Nous leur répondons qu’il ne faut pas juger de ce qui se faisait autrefois par ce qu’on fait aujourd’hui : les miracles étaient nécessaires à l’Église naissante, ils ne le sont pas à l’Église établie ; Dieu étant parmi les hommes devait agir en Dieu : les miracles sont pour lui des actions ordinaires ; le maître de la nature doit toujours être au-dessus de la nature. Ainsi, depuis qu’il se choisit un peuple, toute sa conduite avec ce peuple fut miraculeuse ; et quand il voulut établir une nouvelle religion, il dut l’établir par de nouveaux miracles.

Loin que ces miracles rapportés par les Juifs et par les chrétiens aient été des imitations du paganisme, ce sont au contraire les païens qui ont voulu imiter les miracles des Juifs et des chrétiens.

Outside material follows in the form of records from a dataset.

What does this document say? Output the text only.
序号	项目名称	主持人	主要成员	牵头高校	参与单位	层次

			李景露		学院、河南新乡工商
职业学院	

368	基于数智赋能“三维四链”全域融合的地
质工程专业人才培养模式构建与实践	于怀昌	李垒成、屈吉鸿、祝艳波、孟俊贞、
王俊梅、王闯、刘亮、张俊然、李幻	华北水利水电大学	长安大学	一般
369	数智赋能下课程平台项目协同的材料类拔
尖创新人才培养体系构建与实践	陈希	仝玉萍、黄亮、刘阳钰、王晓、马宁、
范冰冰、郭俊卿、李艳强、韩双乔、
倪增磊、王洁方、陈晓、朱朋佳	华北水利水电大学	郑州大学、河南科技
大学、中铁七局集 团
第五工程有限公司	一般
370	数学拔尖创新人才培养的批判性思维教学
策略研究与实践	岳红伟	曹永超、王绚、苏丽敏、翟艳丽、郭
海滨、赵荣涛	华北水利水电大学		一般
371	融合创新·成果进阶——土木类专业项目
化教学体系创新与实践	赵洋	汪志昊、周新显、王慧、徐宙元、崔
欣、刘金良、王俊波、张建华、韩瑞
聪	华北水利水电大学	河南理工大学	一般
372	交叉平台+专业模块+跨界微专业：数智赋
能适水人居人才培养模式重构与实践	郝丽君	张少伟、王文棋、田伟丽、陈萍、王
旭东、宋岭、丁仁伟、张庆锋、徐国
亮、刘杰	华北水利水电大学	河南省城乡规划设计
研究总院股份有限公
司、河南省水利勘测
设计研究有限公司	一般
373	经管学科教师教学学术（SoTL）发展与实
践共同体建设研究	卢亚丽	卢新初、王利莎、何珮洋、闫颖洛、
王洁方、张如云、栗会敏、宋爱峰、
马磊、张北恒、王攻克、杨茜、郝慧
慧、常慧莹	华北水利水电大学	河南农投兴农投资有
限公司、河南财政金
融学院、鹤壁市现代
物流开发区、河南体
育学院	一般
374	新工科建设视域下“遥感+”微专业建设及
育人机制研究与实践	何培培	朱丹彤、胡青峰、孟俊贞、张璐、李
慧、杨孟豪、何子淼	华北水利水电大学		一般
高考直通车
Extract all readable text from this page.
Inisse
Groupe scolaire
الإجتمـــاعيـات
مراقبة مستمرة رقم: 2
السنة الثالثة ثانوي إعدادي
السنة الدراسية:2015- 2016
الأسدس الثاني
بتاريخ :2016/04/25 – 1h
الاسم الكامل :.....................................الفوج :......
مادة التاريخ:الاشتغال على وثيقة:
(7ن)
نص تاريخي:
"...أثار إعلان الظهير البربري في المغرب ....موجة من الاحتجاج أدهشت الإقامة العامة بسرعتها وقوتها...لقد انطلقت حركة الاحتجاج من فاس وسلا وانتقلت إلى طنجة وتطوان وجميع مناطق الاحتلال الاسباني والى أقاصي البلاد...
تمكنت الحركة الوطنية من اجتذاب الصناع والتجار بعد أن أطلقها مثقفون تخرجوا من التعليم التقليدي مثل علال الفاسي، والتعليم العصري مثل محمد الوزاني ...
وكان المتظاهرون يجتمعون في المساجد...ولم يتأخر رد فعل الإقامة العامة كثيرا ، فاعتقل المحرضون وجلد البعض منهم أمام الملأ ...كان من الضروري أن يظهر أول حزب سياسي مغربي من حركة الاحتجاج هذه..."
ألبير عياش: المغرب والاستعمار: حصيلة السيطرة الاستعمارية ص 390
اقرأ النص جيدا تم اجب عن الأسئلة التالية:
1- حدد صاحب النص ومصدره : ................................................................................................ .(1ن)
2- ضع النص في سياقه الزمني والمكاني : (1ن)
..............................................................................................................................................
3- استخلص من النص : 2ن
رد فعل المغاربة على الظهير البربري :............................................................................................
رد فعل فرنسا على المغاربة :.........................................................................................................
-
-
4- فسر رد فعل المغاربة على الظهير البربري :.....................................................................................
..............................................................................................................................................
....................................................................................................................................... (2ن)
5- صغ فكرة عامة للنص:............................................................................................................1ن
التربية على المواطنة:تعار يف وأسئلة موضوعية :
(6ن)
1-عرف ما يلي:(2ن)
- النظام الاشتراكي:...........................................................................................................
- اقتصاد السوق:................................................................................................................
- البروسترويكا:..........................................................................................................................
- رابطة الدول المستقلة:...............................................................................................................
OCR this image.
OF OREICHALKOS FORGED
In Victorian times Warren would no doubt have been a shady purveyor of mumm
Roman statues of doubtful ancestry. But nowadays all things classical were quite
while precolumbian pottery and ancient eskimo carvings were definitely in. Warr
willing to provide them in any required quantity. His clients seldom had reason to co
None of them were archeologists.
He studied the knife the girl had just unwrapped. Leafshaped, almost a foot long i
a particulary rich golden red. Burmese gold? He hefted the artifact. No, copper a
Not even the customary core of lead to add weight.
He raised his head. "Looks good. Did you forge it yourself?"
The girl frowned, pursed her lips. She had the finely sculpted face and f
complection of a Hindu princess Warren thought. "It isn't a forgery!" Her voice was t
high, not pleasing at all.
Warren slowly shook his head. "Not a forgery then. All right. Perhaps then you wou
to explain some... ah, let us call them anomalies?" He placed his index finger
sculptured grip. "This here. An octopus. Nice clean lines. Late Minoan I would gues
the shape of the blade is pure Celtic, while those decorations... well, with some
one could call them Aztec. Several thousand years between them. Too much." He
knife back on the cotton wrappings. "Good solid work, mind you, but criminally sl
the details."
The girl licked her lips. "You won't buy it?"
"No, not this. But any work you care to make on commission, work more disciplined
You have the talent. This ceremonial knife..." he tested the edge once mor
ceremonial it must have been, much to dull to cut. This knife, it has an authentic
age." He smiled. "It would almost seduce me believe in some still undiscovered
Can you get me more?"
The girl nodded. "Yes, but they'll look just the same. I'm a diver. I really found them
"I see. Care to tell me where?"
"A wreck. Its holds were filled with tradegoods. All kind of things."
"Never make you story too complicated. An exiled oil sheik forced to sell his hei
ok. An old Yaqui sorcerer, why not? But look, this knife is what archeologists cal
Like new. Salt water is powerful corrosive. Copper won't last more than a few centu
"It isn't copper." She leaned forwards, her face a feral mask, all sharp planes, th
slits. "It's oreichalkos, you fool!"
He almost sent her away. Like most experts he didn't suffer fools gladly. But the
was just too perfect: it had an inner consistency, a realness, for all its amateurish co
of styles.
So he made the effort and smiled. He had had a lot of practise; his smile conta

Nos adversaires répliquent que les païens existaient longtemps avant les Juifs ; que les royaumes de Chaldée, de l’Inde, de l’Égypte, florissaient avant que les Juifs habitassent les déserts de Sin et d’Horeb ; que ces Juifs, qui empruntèrent des Égyptiens la circoncision et tant de cérémonies, et qui n’eurent des voyants, des prophètes, qu’après les voyants d’Égypte, empruntèrent aussi leurs miracles. Enfin, ils font des Juifs un peuple très-nouveau. Ils auraient raison si on ne pouvait remonter qu’à Moïse ; mais de Moïse nous remontons à Abraham et à Noé par une suite continue de miracles.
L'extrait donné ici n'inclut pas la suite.